Bisogna intendersi su cosa voglia fare veramente Israele. L’operazione era nata per portare gli ostaggi a casa, ma ora questo tema è slittato non in secondo piano, ma addirittura al terzo o al quarto. Forse gli israeliani prenderanno qualche capo di Hamas. Quest’ultima, però, non scomparirà dalla scena. Anzi, ne uscirà rinvigorita, al limite con un altro nome e una nuova leadership.

Dopo Rafah Israele dovrà spiegare quale sarà il futuro di Gaza. Già oggi, invece, le relazioni con i Paesi confinanti si sono deteriorate. Per il Wall Street Journal l’Egitto vuole ridurre i rapporti diplomatici con Tel Aviv e aderire alla causa contro Israele del Sudafrica alla Corte internazionale di giustizia dell’Aja. I problemi, insomma, continueranno anche dopo l’ultima azione militare?

Quando Hamas ha dato il via all’attacco del 7 ottobre probabilmente voleva provocare una tale reazione da parte di Israele da pregiudicare i rapporti con i Paesi del Golfo, soprattutto l’Arabia Saudita, rapporti che in quel momento stavano andando a gonfie vele. Davanti a quello che è successo i governi che volevano la normalizzazione con Israele non possono non dare qualche segnale di disapprovazione. L’Egitto si muove in questa direzione: ha un’opinione pubblica a cui deve rispondere. Israele ha issato la sua bandiera sul valico di Rafah dando segnali della volontà di rimanere lì per un lungo periodo: il fatto che l’Egitto non possa più avere una zona cuscinetto che diminuiva le possibilità di frizione tra forze armate del Cairo e di Tel Aviv non è positivo.

Quindi Israele sta facendo tutto quello che Hamas ha previsto che succedesse. Sta facendo vincere Hamas?

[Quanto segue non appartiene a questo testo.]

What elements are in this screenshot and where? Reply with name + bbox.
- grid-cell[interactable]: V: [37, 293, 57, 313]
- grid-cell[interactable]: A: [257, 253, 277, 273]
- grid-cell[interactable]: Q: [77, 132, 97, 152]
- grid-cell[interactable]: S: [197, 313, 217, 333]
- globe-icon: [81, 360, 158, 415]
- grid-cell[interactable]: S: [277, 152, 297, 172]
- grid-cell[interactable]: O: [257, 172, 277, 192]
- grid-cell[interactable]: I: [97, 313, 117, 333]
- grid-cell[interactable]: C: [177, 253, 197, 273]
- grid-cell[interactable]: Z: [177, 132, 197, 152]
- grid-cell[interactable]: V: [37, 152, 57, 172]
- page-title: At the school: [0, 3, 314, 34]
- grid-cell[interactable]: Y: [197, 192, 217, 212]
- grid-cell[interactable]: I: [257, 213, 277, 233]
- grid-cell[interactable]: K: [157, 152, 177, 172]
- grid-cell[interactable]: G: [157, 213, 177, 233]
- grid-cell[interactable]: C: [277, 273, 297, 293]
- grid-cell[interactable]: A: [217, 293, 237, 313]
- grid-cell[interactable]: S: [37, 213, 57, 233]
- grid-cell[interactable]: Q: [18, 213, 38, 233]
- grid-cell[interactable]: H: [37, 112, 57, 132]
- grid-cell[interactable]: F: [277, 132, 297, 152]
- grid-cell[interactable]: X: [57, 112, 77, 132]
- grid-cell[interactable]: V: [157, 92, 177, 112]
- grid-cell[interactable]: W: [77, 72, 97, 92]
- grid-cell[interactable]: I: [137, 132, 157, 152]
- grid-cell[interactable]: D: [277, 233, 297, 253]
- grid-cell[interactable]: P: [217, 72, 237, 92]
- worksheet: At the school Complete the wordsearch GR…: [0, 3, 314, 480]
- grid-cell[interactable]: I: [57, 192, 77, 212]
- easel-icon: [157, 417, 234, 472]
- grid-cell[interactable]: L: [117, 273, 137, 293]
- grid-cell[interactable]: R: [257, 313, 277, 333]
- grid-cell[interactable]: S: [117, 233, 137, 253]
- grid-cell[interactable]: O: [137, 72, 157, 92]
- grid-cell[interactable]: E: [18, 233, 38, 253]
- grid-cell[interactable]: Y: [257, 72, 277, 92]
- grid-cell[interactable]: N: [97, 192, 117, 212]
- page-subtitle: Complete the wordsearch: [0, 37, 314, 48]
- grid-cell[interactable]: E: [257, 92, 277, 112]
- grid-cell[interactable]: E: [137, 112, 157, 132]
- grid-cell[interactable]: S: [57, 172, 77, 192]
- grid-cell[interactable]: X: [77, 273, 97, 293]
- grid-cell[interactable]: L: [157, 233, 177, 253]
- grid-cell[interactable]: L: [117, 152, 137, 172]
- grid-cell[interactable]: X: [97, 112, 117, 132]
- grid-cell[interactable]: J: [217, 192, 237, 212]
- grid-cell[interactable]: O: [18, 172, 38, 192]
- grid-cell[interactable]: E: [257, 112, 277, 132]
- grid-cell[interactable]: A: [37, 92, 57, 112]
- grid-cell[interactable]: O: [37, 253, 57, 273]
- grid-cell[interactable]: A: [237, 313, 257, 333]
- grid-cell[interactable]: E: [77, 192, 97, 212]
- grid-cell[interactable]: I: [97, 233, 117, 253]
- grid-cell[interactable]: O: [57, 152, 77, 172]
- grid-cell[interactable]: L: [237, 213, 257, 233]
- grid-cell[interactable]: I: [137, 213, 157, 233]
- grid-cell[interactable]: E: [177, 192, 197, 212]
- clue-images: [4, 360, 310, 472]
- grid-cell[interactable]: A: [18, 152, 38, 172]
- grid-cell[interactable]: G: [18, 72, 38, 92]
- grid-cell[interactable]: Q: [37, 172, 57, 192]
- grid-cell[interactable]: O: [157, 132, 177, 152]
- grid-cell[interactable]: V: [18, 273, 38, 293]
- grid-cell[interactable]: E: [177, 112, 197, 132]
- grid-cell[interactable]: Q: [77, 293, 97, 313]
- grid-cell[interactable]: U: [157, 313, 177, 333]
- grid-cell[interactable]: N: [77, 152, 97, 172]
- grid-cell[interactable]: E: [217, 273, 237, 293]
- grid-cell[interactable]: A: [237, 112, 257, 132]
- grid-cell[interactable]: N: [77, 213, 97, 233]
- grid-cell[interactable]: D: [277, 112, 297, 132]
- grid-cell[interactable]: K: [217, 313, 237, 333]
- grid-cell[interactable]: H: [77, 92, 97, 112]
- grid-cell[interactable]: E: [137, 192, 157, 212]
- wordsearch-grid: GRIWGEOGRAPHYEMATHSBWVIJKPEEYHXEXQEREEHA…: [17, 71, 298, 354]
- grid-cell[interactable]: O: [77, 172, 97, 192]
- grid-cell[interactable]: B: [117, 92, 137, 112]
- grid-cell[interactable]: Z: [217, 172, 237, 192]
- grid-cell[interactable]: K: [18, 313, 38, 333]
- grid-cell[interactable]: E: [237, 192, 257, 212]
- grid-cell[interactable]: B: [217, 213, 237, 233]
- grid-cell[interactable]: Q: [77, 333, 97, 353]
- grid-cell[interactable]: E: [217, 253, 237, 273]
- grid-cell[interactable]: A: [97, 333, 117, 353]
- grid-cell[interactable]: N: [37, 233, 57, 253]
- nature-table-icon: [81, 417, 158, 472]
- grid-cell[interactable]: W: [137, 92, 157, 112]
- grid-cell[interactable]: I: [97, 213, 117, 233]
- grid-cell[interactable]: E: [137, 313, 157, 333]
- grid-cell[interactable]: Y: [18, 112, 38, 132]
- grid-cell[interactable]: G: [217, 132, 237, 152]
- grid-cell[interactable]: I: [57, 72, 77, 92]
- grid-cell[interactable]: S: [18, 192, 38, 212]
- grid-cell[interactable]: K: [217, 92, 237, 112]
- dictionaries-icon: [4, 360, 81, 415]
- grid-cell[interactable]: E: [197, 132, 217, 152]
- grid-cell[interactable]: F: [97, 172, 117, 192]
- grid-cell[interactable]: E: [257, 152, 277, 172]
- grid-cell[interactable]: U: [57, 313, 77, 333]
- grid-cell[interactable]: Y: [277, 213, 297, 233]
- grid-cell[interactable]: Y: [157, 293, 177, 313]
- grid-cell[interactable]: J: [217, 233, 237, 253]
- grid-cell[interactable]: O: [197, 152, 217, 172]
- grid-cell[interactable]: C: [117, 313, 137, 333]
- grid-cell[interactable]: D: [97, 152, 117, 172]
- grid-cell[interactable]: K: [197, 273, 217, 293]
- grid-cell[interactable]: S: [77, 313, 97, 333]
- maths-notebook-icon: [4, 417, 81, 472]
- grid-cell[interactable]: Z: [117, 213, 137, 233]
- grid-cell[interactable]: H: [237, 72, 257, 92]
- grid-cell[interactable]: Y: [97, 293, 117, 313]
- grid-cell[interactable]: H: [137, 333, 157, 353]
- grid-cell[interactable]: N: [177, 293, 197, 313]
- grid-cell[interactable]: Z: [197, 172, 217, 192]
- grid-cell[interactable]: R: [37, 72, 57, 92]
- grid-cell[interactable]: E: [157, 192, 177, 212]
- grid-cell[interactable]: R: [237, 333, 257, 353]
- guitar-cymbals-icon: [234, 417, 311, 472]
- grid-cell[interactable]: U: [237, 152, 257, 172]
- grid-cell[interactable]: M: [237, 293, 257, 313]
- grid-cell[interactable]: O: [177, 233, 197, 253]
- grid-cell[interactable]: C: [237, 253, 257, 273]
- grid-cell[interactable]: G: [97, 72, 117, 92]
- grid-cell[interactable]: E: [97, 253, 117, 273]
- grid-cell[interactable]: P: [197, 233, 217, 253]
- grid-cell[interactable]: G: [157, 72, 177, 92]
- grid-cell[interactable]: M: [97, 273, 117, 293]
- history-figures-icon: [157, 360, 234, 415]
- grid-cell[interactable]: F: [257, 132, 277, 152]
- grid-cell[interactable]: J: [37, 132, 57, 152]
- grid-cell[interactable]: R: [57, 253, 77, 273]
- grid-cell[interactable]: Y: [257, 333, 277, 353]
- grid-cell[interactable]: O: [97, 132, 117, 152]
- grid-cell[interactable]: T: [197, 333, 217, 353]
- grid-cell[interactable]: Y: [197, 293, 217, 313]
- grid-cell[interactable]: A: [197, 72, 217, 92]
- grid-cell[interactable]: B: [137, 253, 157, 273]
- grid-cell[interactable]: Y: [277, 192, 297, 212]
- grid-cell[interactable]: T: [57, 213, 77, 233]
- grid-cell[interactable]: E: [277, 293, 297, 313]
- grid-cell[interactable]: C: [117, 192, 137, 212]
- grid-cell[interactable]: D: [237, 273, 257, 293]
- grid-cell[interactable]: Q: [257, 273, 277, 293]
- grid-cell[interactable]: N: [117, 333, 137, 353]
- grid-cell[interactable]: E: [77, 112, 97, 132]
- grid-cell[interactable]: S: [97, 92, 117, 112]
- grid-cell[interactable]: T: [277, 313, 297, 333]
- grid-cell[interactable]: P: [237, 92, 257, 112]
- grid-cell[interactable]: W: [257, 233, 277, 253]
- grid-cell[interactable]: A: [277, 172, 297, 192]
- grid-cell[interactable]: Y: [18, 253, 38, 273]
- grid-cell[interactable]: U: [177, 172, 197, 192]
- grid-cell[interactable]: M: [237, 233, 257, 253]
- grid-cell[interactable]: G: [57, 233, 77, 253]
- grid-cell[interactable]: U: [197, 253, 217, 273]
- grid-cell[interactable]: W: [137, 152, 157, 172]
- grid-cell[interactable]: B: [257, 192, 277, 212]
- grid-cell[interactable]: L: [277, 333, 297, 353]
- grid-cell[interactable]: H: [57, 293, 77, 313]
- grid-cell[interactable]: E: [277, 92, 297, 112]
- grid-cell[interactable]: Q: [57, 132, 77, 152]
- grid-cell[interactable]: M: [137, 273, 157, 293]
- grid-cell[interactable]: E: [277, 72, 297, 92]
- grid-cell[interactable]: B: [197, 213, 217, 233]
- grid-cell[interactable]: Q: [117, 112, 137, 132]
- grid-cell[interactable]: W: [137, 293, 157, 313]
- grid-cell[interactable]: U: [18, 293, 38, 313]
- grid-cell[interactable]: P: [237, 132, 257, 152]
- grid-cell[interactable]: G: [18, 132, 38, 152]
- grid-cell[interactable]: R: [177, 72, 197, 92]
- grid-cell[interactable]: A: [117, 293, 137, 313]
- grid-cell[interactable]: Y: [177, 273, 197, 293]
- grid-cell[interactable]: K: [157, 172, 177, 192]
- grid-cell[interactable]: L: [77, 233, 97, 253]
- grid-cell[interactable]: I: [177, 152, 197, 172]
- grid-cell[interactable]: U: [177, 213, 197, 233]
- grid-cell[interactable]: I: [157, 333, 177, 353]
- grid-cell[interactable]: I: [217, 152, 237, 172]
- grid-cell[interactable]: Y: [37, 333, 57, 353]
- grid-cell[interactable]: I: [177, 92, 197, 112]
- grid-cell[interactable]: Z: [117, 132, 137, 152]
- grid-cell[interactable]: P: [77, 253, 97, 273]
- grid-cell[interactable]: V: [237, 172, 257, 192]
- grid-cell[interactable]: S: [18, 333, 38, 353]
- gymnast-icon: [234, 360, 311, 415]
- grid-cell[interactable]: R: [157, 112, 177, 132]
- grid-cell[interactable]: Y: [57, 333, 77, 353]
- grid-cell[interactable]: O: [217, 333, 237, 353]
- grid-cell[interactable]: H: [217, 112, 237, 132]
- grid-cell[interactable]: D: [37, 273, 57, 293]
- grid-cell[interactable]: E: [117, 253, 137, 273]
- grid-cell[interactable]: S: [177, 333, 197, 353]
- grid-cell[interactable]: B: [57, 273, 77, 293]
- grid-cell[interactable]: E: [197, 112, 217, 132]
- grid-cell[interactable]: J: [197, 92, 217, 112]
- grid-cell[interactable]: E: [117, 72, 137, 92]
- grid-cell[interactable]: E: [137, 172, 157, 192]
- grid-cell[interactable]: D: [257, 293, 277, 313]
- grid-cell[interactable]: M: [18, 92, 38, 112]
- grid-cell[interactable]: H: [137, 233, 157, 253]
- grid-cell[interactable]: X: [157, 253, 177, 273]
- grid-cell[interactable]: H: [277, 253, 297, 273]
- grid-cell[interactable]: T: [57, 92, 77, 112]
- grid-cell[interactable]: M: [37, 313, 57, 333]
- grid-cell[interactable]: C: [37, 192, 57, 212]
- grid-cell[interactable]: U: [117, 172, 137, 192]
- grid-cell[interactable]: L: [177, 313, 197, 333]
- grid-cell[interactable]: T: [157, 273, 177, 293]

Assolutamente sì. Ed è paradossale che dopo il massacro indiscriminato del 7 ottobre Israele sia passata dalla parte del torto. Probabile che Hamas lo avesse messo in conto, perché questo è il tipo di reazione che Israele ha in situazioni simili: si affida alla violenza. Ad essa segue un periodo di pseudo-stabilità, poi succede qualcosa di eclatante che riporta tutto indietro. La situazione al confine con l’Egitto potrebbe non essere più di pace e non so se Israele abbia presente quali responsabilità comporterà governare la Striscia. Sharon, uno dei falchi della destra israeliana, si era liberato di Gaza. Adesso che Netanyahu dovrà prenderla in carico, perché dubito che altri Paesi o la comunità internazionale vogliano farlo, la situazione è diventata ingestibile: parliamo di fame, malattie, infrastrutture inesistenti. Tutto questo ricadrà come responsabilità su Israele.

Israele deve fare i conti con la situazione interna: qui troviamo 900 famiglie che chiedono di non far combattere i loro figli a Rafah, ma anche ministri che parlano di insediamenti a Gaza, estremisti che portano la bandiera israeliana alla moschea di Al Aqsa e altri che bloccano gli aiuti umanitari per la Striscia. Il Paese è sempre più spaccato?

È un aspetto ulteriore della trappola in cui è caduta Israele. Il 7 ottobre aveva probabilmente come ulteriore obiettivo quello di estremizzare ancora di più la società israeliana. Per questo preoccupa quello che stanno facendo i coloni in Cisgiordania: il secondo fronte di cui dovrà occuparsi Israele sarà probabilmente proprio questo.